Editorial: Is $10M Health Connections sale the right Rx for NM? - Albuquerque Journal

Editorial: Is $10M Health Connections sale the right Rx for NM?

The start of the new year could be an uneasy one for roughly 18,000 individual New Mexicans who get their health insurance through New Mexico Health Connections, one of only four of the not-for-profit co-ops still operating under Obamacare. Twenty-three were running in 2014, funded with millions in federal loans. It will be up to the state Office of the Superintendent of Insurance to provide those customers, who purchased their coverage through the exchange, with the reassurance and protections they need, and the oversight to make sure the company remains viable.

Health Connections has been bleeding about $20 million in red ink a year, and its capital reserve was dangerously low, even with a $10 million sale effective Jan. 1 of its larger commercial customer base to an out-of-state for-profit company.

The entire Health Connections board departed after June 30 last year, with three new members listed on the company’s Sept. 30 financial statements.
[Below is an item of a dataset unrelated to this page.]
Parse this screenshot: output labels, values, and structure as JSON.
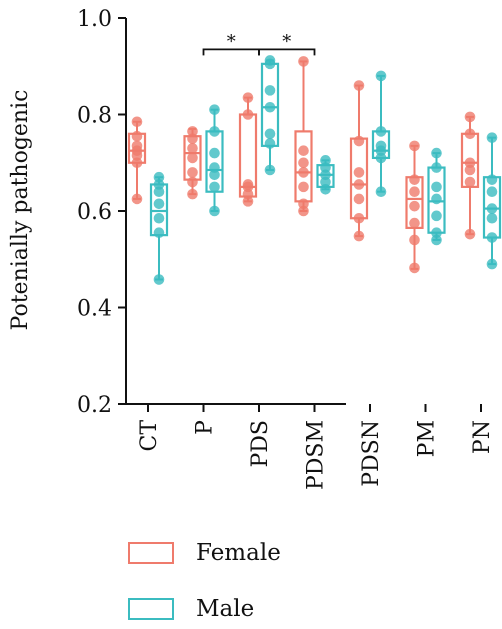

Those no longer serving include insurance expert Chris Krahling and cancer doctor Barbara McAneny, president-elect of the American Medical Association.

The company attributed the change to normal election cycles, but wholesale substitution of a corporate governing body raises questions. Where is the institutional memory in the boardroom? And the company’s top executive team, including CEO Martin Hickey, will move to the new for-profit company, True Health, a subsidiary of Virginia-based Evolent Health. So in essence, Health Connections has new governance and new management to tackle its old financial worries.

Insurance Superintendent John Franchini signed off on the sale despite testimony from Presbyterian Healthcare, the University of New Mexico and Blue Cross Blue Shield focusing on Health Connections’ finances and questioning its ability to meet claims its members already have incurred.

Presbyterian and UNM said they were owed a combined $28 million – roughly nine times the amount of Health Connections capital as of Sept. 30, even with the $10 million sale to Evolent – for services provided to people insured by Health Connections. The argument could be made that the company was insolvent as of Sept. 30, though Health Connections would likely dispute the numbers.

Franchini noted only a few of the co-ops were still in operation around the country and said he thought Health Connections made a valuable contribution to competition in the New Mexico market. That’s despite the fact the remaining 18,000-member customer base for the individual coverage line is dwarfed by others in the market. Presbyterian Health Plan, for example, has about 470,000 total members. That leads to much lower per-member costs for administrative and other services.

Franchini also acknowledged in an interview with Journal reporter Marie C. Baca that Health Connections had been operating under the “financial supervision” of his office since June.

It’s not clear exactly what that means, nor did he provide details on how the existing liabilities of the company left behind in the sale would be handled if its cash flow doesn’t improve. Further, is True Health on the hook for pending claims attributable to the customers it has acquired?

These questions are important. Both UNM and Presbyterian submitted testimony detailing issues with pending claims, with Presbyterian raising the possibility that it could be forced to seek payment directly from Health Connections customers if it doesn’t get paid by the company for providing hospital care, emergency room and other services.

One question not addressed in any of the sale discussion is what happens to the roughly $77 million in federal loans that brought Health Connections into the world. Do they have to be repaid? If so, when?

Franchini can’t be faulted for wanting to keep another competitor in the market. But having chosen this path, the burden is on him to make sure that both health care providers and New Mexicans insured with Health Connections are protected.